Natürlich sind die Merlins angesichts des Saisonstarts weiterhin der größte Außenseiter der Liga. Trotzdem: Beim deutlichen Sieg gegen Trier zeigten die Merlins erstmals ihr Potenzial, auch gegen Göttingen fehlten nur Kleinigkeiten zum Sieg. "Wir müssen uns erst noch an das Tempo gewöhnen, aber das Team hat in den letzten Wochen gut gearbeitet und dazugelernt", sagt Coach Willie Young.

Fast wie Gandalf

Chancenlos ist der Neuling also nicht. Ingo Enskat drückt es bildlich aus: "Gandalf wirkt im Vergleich zum Balrog von Moria auch ziemlich klein auf der Brücke. Die Topteams der Liga sind deutlich größer als wir, aber wir werden alles tun, um sie nicht so einfach vorbeizulassen." Auffällig: Trotz der Niederlagen-Serie bleibt man bisher betont cool.

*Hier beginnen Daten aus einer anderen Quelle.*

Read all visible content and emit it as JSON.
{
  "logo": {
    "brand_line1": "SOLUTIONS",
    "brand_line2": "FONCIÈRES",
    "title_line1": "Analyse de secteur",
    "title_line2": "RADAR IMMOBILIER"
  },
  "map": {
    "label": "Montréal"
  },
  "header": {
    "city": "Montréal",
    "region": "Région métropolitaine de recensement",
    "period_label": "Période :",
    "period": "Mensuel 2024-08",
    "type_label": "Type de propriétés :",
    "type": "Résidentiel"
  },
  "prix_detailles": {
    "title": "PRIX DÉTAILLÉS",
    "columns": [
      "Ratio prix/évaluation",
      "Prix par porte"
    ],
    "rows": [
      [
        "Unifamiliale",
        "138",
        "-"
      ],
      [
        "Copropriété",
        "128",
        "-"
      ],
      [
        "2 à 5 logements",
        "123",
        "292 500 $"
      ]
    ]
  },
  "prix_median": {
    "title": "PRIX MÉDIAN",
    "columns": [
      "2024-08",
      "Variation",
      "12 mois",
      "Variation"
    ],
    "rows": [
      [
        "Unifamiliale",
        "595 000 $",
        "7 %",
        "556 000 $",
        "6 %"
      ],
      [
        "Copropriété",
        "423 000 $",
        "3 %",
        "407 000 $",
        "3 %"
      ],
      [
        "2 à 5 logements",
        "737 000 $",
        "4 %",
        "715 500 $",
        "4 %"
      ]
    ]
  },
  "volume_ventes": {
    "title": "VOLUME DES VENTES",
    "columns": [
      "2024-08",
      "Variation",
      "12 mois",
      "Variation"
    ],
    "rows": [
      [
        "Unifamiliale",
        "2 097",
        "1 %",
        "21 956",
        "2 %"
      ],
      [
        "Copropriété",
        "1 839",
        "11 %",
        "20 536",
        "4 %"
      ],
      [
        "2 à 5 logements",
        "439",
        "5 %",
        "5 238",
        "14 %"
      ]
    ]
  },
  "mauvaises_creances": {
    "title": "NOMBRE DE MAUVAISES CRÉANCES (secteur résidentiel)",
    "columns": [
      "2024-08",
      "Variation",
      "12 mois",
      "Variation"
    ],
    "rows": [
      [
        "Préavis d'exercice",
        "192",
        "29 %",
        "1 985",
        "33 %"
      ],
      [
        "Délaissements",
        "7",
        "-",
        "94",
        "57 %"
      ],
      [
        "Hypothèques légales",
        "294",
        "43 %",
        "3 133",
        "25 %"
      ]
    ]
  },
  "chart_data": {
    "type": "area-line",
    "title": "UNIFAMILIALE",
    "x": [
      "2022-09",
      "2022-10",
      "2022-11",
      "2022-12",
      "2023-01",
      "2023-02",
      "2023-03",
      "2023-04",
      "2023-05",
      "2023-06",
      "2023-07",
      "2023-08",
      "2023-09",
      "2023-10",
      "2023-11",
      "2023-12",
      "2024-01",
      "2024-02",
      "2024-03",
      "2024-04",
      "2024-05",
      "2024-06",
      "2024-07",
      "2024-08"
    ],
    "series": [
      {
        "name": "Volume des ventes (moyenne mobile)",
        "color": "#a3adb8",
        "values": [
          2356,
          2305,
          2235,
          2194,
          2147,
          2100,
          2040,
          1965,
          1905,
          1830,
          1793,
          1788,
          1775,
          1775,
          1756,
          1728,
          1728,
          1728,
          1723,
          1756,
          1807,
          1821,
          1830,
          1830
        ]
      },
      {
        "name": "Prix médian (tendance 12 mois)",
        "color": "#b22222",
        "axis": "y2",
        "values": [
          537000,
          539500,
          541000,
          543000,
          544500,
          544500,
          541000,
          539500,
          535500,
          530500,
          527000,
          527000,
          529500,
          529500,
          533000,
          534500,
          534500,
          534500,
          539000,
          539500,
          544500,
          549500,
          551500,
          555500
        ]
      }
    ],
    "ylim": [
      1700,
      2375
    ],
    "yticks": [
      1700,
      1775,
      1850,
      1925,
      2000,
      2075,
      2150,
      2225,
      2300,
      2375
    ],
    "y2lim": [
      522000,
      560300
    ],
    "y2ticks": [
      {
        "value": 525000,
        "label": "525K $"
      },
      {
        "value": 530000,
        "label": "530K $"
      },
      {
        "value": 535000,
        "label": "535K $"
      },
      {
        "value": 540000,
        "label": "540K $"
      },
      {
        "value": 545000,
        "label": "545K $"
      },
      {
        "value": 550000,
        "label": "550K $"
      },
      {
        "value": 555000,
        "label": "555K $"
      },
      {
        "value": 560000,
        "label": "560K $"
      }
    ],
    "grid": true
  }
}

Ob nun Merlin oder Gandalf: Ein bisschen wie Zauberei wirkt das Basketball-Märchen in Crailsheim schon. "Wir haben uns alles selbst erarbeitet. Nach einer Saison wollen wir zurückschauen und sehen, dass sich unser Klub ein kleines Stück verbessert und weiterentwickelt hat. Wenn wir den Klassenerhalt schaffen ist das ein riesiger Schritt, es wäre wie eine Meisterschaft", sagt Enskat.